Eddie Jones was pretty convincing. I went and met him. He was coaching the Brumbies at the time and he said, ‘we’ve got a plan for you.’ I’d played in Canberra heaps of times with league and probably the only reason I didn’t go there is because I couldn’t live in Canberra.

 

Also, I was just starting to make it in rugby league and I thought, ‘I’ve got a start in something here and I want to see it through’.

 

That was a tough decision, not to go with Eddie and then it came down to league. And it was Roosters and Broncos.

 

I flew up to meet Wayne Bennett. Wayne said, ‘I saw you play at Ballymore (for the Australian schoolboys rugby team) when you beat the junior All Blacks. I love the way you play. These are your skills. I know you’ve got natural ability. This is where you’re weak. This is who we’re going to sit you behind.

 

‘You’re going to learn off Darren Lockyer and the Walters brothers. We’re not going to rush you into it but we’re going to bring you through slowly. You’re going to grow and develop under me.’

 

 

I remember getting on the plane with my dad just thinking, ‘wow, that was just everything that anyone wants to hear’. Any young player – the great Wayne Bennett says he knows who I am, he knows where I need to improve, he knows how to help me. That’s pretty amazing.

 

Then I went and met up with Graham Murray at the Roosters shortly after. Murray sat there and said, ‘so I’ve never really seen you play, don’t really know who you are, but they tell me you’re a good player.

 

‘Nick Politis wants you, so if Nick Politis wants you I want you too.’

 

That was the biggest contrast ever. I remember sitting there with my dad and my dad was saying ‘look, Wayne Bennett is a pretty good coach … ’

 

I knew my dad felt I should have probably gone to the Broncos but it came back to university. I was going to University of New South Wales, I was still living at home, I was still just a kid. I probably didn’t back myself and I thought moving to Queensland by myself was probably too big a step.

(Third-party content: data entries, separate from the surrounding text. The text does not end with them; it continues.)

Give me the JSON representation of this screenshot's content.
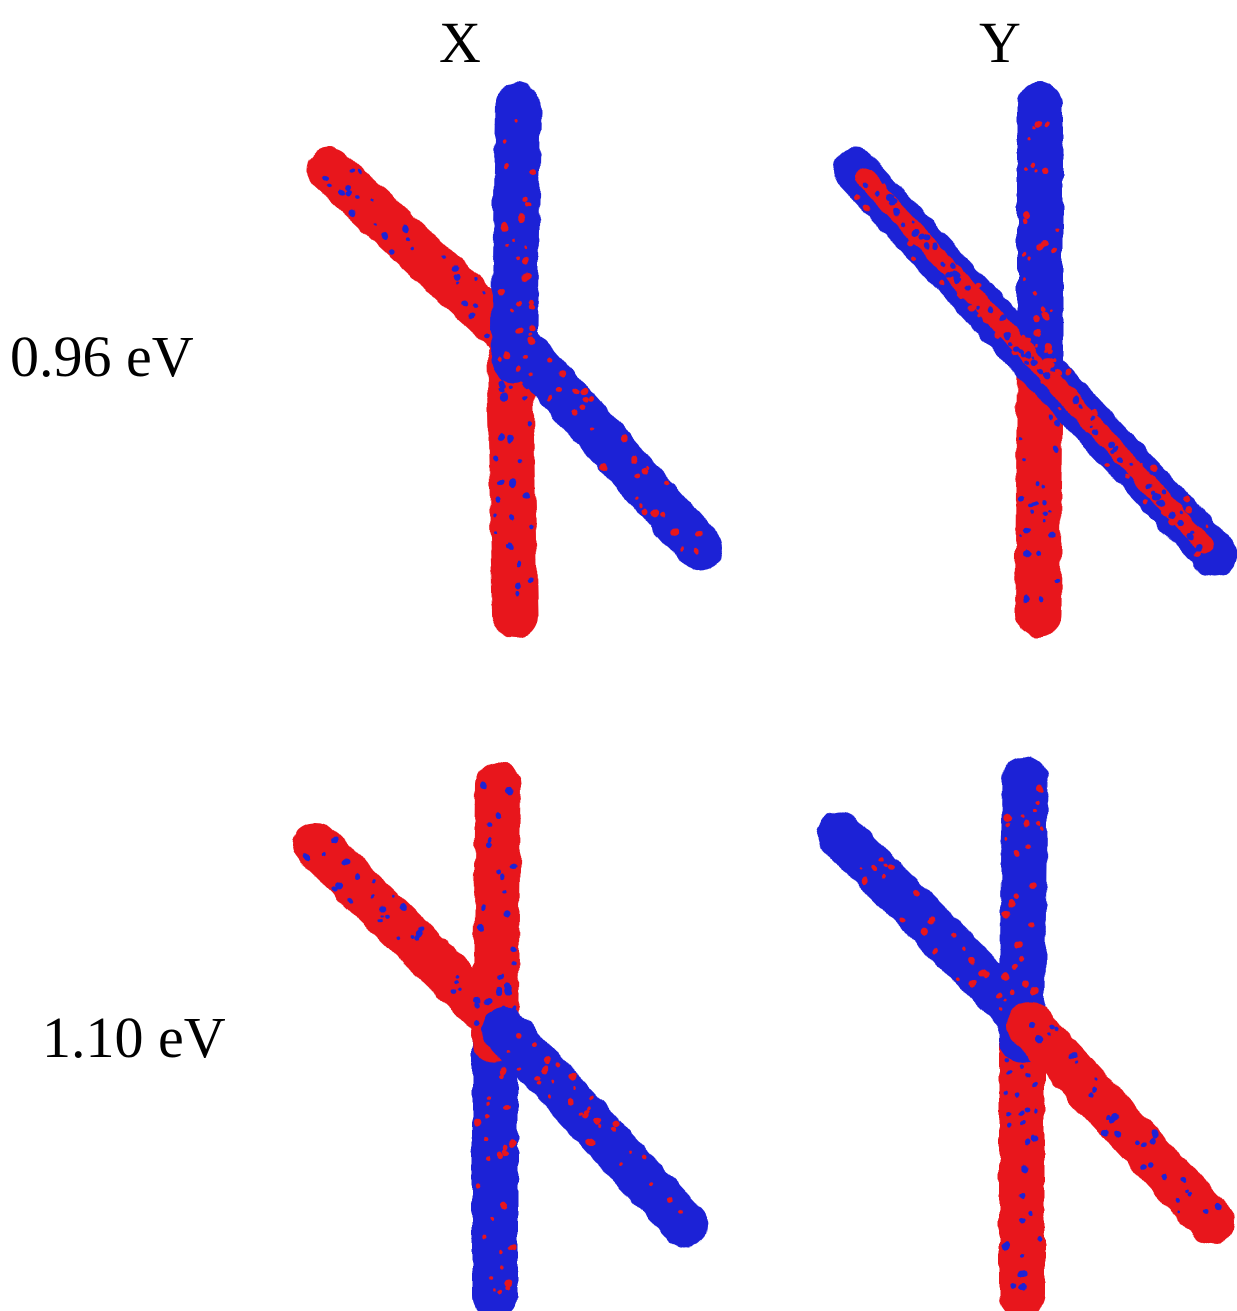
{
  "columns": [
    {
      "label": "X"
    },
    {
      "label": "Y"
    }
  ],
  "rows": [
    {
      "label": "0.96 eV"
    },
    {
      "label": "1.10 eV"
    }
  ],
  "colors": {
    "positive_lobe": "#e8141e",
    "negative_lobe": "#1f22d6",
    "background": "#ffffff"
  },
  "panels": [
    {
      "column": "X",
      "row": "0.96 eV",
      "diagonal_upper": "red",
      "diagonal_lower": "blue",
      "vertical_upper": "blue",
      "vertical_lower": "red"
    },
    {
      "column": "Y",
      "row": "0.96 eV",
      "diagonal_upper": "mixed",
      "diagonal_lower": "mixed",
      "vertical_upper": "blue",
      "vertical_lower": "red"
    },
    {
      "column": "X",
      "row": "1.10 eV",
      "diagonal_upper": "red",
      "diagonal_lower": "blue",
      "vertical_upper": "red",
      "vertical_lower": "blue"
    },
    {
      "column": "Y",
      "row": "1.10 eV",
      "diagonal_upper": "blue",
      "diagonal_lower": "red",
      "vertical_upper": "blue",
      "vertical_lower": "red"
    }
  ]
}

I was a beach boy as well and I just thought ‘no, I’ve got to do my uni.’

 

I ended up going with the Roosters for the stability and to be close to my family. I have no regrets about that and I love the Roosters, and I had a great time with them.

 

But, I guess, faced with a similar situation, if I was a parent, knowing what I know about what it takes to be a professional athlete and the ups and downs you go through along the way, to have someone, a coach or mentor that knows your strengths and weaknesses and has a plan for you and your development, I’d recommend my son go with the coach who said the things Wayne Bennett said, every day of the week.